Kevin Johnson became enamored with NASCAR as a kid, decades before billion-dollar broadcast deals, when auto racing shared precious air time with barrel jumping and demolition derby.
Raised in the South Bronx, Johnson considered himself “a closet NASCAR fan,” without a friend or family member who truly shared his interest in catching the latest race.
“As you can imagine,” Johnson said, “there just simply weren’t a lot of people receptive to the sport given its history.”
Johnson recalled staying in his Temple University dorm during the massive blizzard that wreaked havoc on the East Coast in 1979 to watch the Daytona 500, broadcast live in its entirety for the first time. His roommate was stuck elsewhere because of the weather, leaving Johnson alone with the TV.
“Nobody knew,” Johnson said, laughing. “As a Black person in an urban area, it wasn’t acceptable. I wasn’t really out there. But that love continued to this day.”

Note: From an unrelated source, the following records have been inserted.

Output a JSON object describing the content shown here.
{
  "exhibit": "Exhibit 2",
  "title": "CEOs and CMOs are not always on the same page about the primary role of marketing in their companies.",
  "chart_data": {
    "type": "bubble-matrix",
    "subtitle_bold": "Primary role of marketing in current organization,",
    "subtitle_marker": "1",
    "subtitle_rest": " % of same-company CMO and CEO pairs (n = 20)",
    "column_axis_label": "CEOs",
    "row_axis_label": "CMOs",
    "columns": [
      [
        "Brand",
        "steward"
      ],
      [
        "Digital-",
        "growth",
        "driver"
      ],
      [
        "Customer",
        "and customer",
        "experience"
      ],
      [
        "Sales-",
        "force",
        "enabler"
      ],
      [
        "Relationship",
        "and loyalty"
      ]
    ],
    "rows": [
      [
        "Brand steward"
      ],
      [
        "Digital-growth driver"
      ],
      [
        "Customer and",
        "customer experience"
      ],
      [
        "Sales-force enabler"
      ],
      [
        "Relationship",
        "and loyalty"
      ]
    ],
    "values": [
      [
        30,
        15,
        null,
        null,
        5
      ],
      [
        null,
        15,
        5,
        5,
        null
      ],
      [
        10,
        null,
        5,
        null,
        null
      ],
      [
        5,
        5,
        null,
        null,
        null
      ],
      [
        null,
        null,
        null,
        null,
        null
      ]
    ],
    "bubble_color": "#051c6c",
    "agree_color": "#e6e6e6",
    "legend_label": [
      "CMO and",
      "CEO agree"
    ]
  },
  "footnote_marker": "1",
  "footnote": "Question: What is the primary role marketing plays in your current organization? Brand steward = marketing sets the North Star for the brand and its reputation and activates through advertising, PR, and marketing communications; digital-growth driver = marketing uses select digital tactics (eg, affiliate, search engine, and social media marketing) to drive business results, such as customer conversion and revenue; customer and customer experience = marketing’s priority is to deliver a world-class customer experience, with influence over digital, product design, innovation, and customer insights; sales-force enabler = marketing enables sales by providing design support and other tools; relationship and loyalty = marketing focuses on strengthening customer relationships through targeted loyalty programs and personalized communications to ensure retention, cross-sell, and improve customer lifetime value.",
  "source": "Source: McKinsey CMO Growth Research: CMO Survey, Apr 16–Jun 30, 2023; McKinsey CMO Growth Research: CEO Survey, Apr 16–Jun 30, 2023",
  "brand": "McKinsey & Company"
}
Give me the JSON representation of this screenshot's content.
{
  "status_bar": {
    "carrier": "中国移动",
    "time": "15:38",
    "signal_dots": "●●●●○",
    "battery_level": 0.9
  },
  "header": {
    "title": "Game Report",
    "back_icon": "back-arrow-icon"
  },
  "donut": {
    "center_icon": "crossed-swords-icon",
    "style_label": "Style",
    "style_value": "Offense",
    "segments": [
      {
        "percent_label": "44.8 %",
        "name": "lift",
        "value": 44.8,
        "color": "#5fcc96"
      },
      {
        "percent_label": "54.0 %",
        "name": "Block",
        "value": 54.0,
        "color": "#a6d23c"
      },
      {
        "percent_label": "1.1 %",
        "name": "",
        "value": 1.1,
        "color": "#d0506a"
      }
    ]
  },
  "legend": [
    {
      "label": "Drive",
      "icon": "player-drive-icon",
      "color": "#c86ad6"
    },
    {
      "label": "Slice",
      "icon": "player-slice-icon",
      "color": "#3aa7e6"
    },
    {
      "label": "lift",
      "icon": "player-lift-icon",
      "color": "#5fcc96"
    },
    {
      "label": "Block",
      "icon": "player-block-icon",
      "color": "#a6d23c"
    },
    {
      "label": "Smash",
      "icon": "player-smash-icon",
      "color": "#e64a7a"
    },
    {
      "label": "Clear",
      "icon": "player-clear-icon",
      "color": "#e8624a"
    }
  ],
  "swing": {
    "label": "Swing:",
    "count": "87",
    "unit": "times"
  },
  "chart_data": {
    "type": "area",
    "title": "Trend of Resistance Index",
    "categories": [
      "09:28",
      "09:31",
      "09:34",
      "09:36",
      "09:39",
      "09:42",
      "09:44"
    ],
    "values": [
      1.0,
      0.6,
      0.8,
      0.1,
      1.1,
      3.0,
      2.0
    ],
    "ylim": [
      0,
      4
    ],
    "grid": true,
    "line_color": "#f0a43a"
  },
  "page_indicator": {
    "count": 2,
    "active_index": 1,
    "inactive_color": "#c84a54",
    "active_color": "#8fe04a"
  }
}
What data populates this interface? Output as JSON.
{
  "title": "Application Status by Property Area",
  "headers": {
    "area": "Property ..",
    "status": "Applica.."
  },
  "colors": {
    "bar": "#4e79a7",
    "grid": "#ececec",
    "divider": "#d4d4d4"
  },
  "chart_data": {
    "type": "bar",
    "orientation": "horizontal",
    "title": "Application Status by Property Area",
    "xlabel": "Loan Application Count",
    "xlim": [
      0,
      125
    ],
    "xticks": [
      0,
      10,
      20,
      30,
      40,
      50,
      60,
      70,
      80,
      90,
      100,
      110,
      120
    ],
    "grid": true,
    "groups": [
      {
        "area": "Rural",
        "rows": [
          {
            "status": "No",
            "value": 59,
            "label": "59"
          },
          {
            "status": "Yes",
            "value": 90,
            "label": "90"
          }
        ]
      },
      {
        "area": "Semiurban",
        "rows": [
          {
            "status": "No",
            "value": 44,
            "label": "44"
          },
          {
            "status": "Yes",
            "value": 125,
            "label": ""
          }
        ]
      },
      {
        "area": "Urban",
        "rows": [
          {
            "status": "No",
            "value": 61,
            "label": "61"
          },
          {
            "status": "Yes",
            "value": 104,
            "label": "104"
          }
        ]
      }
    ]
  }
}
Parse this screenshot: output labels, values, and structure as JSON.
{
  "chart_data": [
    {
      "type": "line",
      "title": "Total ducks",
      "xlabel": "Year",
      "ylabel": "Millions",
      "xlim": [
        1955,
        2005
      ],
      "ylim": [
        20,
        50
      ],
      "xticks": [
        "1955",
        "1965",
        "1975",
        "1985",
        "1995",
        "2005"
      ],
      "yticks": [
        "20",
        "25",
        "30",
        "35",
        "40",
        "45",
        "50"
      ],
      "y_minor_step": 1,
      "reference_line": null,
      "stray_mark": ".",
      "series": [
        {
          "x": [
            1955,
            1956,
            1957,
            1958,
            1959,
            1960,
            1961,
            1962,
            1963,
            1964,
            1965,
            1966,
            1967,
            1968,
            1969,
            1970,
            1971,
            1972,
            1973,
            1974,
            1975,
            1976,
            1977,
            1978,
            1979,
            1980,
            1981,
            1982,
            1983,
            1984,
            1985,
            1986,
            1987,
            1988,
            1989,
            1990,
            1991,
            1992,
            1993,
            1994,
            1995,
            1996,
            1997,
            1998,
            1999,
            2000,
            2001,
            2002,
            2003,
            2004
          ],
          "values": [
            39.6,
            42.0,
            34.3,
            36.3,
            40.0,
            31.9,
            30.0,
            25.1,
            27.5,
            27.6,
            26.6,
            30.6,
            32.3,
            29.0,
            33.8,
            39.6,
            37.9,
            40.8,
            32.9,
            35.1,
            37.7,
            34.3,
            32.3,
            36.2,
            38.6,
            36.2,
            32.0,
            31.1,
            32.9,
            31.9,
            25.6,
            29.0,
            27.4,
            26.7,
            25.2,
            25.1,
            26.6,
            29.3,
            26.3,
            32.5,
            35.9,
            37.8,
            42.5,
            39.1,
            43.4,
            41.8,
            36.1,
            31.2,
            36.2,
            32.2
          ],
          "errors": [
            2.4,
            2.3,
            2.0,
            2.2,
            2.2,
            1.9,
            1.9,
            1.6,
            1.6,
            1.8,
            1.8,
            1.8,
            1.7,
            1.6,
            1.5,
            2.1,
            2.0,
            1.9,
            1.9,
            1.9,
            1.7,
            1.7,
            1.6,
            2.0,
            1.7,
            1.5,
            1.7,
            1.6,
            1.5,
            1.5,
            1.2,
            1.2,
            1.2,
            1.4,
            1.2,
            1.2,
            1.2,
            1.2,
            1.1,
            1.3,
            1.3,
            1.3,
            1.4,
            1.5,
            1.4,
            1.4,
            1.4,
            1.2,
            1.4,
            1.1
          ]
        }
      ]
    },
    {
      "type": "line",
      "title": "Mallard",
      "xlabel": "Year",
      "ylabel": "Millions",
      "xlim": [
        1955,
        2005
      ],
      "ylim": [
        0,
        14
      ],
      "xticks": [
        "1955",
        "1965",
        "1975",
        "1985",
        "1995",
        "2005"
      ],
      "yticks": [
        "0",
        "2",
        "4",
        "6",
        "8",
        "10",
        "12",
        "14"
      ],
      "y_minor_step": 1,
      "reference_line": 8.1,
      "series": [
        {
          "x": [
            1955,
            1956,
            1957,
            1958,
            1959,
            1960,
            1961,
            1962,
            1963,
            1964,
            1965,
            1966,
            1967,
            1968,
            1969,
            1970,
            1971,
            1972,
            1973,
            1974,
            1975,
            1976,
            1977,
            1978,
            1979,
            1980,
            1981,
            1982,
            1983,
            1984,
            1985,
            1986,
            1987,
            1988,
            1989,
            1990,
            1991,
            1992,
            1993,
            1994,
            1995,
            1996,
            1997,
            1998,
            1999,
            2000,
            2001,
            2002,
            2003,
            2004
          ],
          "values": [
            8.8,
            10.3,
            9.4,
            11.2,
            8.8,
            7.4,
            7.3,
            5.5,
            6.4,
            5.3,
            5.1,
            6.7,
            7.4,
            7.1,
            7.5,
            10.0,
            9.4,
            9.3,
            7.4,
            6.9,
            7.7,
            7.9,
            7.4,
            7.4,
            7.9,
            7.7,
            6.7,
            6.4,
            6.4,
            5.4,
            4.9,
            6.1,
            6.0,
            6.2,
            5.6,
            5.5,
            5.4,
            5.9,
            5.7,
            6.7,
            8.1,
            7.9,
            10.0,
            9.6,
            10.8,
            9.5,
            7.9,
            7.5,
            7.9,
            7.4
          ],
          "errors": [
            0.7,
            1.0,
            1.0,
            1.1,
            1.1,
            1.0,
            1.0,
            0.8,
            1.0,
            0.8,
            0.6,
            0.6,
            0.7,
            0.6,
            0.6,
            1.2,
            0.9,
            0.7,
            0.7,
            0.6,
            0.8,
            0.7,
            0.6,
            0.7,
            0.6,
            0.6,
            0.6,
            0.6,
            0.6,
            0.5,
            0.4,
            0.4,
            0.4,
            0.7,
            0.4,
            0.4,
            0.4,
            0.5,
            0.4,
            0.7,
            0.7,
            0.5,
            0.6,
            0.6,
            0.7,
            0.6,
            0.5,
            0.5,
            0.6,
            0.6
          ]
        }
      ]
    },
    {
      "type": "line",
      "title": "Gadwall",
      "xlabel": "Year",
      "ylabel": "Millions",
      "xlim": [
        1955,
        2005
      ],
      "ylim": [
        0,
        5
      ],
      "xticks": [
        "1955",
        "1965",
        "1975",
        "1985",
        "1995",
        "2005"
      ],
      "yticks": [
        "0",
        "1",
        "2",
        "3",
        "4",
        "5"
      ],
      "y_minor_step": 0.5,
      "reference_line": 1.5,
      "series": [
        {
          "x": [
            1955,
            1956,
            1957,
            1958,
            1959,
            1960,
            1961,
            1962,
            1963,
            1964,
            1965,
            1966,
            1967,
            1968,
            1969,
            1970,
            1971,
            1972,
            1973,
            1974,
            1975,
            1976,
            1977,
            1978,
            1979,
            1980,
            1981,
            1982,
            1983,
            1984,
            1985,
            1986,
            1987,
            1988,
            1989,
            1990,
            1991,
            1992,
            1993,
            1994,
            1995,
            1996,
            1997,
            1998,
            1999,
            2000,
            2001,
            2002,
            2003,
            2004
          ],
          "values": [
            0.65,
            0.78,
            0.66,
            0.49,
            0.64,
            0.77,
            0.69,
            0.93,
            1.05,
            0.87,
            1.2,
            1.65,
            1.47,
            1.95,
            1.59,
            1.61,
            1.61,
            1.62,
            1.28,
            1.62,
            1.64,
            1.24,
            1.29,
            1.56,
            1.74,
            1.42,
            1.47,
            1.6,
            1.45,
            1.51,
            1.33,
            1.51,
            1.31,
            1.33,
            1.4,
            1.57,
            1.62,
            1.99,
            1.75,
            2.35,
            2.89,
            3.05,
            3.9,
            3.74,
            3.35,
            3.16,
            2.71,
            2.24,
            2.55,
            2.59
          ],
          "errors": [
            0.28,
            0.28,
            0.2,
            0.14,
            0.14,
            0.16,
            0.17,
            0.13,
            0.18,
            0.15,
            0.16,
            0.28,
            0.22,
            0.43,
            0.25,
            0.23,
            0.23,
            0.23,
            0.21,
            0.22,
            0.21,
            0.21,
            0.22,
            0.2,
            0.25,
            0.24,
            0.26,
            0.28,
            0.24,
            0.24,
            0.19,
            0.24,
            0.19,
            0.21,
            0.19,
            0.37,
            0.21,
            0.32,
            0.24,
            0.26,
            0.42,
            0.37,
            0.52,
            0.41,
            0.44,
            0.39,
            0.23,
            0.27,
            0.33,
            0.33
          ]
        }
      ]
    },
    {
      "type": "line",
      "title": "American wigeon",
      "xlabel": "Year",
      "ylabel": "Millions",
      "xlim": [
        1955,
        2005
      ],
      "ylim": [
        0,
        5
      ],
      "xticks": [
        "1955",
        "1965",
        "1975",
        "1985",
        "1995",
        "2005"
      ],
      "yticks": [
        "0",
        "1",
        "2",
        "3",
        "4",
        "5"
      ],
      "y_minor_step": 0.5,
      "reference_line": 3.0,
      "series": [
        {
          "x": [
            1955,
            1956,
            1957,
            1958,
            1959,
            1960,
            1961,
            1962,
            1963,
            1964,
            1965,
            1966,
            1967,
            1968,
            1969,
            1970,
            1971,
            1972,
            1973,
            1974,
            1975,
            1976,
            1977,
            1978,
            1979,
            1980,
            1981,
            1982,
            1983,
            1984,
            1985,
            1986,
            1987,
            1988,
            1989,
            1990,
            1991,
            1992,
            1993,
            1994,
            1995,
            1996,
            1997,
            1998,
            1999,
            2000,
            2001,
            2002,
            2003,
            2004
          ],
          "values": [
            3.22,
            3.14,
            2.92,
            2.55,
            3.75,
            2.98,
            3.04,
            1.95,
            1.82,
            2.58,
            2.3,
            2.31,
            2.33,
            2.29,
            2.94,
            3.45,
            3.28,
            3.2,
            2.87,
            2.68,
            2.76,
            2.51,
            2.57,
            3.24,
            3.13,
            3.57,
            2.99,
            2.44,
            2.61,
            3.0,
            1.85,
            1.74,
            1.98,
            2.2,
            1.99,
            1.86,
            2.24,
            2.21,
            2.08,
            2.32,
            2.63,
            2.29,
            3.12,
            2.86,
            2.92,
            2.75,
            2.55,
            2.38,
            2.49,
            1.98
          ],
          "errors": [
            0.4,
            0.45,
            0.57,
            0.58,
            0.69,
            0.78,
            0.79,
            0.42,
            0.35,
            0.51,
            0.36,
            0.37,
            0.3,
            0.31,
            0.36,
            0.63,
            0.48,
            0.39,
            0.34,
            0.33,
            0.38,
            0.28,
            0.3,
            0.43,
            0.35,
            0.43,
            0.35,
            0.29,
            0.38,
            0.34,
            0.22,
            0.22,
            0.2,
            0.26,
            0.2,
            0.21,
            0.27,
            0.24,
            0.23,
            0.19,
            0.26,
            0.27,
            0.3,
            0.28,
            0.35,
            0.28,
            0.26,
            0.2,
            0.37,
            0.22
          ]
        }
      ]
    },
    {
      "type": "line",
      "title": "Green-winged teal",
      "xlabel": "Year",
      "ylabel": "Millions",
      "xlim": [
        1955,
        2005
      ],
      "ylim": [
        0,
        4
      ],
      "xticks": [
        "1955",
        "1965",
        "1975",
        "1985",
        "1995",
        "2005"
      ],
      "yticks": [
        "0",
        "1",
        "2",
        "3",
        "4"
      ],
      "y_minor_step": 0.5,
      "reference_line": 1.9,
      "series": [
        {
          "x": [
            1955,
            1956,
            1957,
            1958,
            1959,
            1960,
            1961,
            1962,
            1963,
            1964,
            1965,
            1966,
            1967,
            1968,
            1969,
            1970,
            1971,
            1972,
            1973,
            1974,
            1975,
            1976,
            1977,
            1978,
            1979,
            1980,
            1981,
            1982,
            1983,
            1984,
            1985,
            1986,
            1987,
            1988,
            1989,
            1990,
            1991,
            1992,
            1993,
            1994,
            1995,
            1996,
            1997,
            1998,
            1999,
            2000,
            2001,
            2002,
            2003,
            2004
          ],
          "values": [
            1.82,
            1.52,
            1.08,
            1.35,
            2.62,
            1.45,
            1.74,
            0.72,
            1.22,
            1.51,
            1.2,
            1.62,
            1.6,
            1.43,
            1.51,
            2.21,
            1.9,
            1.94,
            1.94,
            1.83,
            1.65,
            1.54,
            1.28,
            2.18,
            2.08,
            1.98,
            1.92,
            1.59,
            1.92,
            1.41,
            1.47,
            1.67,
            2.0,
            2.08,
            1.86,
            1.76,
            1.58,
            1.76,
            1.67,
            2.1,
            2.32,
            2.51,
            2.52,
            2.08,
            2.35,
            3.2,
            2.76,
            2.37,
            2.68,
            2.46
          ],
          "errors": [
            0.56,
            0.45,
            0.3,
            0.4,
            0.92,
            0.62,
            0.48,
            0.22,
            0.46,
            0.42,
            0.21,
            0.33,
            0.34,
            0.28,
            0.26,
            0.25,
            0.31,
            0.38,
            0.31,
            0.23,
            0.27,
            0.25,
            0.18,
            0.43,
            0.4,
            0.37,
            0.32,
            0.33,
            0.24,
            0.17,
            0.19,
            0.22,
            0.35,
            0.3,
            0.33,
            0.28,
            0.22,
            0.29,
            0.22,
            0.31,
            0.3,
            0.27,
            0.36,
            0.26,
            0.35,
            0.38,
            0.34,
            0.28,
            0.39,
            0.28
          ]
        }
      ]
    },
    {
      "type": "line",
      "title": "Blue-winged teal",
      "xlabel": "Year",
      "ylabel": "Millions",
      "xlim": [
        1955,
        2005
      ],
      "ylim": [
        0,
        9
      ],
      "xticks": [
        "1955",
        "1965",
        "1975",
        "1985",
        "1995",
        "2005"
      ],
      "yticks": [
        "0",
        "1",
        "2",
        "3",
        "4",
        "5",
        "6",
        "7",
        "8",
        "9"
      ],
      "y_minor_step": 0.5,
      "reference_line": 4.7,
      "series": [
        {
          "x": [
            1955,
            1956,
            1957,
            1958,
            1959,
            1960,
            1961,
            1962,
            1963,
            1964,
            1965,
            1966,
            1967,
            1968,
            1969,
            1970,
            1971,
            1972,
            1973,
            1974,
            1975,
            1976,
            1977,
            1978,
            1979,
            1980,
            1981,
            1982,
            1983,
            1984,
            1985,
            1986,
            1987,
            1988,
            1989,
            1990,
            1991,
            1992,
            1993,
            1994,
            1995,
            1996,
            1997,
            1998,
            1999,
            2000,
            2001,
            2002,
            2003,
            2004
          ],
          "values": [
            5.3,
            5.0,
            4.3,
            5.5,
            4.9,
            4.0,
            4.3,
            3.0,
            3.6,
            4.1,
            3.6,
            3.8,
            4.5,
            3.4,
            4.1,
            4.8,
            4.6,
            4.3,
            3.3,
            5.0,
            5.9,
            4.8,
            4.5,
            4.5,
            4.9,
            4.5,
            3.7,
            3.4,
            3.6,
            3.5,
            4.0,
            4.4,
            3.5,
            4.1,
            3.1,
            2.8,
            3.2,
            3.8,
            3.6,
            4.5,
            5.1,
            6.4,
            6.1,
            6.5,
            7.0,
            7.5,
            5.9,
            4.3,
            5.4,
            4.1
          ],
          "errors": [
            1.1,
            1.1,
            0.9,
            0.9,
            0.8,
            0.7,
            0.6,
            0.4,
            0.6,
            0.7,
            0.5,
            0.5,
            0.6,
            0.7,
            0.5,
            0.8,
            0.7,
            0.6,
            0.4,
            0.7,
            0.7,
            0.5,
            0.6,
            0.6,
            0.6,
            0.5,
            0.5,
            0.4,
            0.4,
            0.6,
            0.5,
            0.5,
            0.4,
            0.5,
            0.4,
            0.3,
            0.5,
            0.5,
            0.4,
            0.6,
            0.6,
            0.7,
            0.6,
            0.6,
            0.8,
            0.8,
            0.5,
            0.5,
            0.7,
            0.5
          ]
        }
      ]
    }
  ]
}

The 61-year-old Johnson, who has retired to Miami, shares his passion for the sport with a Black NASCAR Fans group on Facebook. The group’s bio says: “Yes we exist.”
The fans share favorite race memories, photos of their collectibles and, yes, stories of the historically uneasy relationship NASCAR has had with the Black community. Johnson has been called racist slurs at the track, felt queasy at the sight of the Confederate flag and often wondered if the good-ol'-boy Southern attitudes seeped in the sport would ever fade.
The catalyst for change has come for the U.S. with the death of George Floyd in the custody of Minneapolis police. Not long after that, driver Bubba Wallace shoved NASCAR toward the overdue step of banning the Confederate flag, for decades a waving, nylon symbol to Blacks that they were not welcome in NASCAR Nation.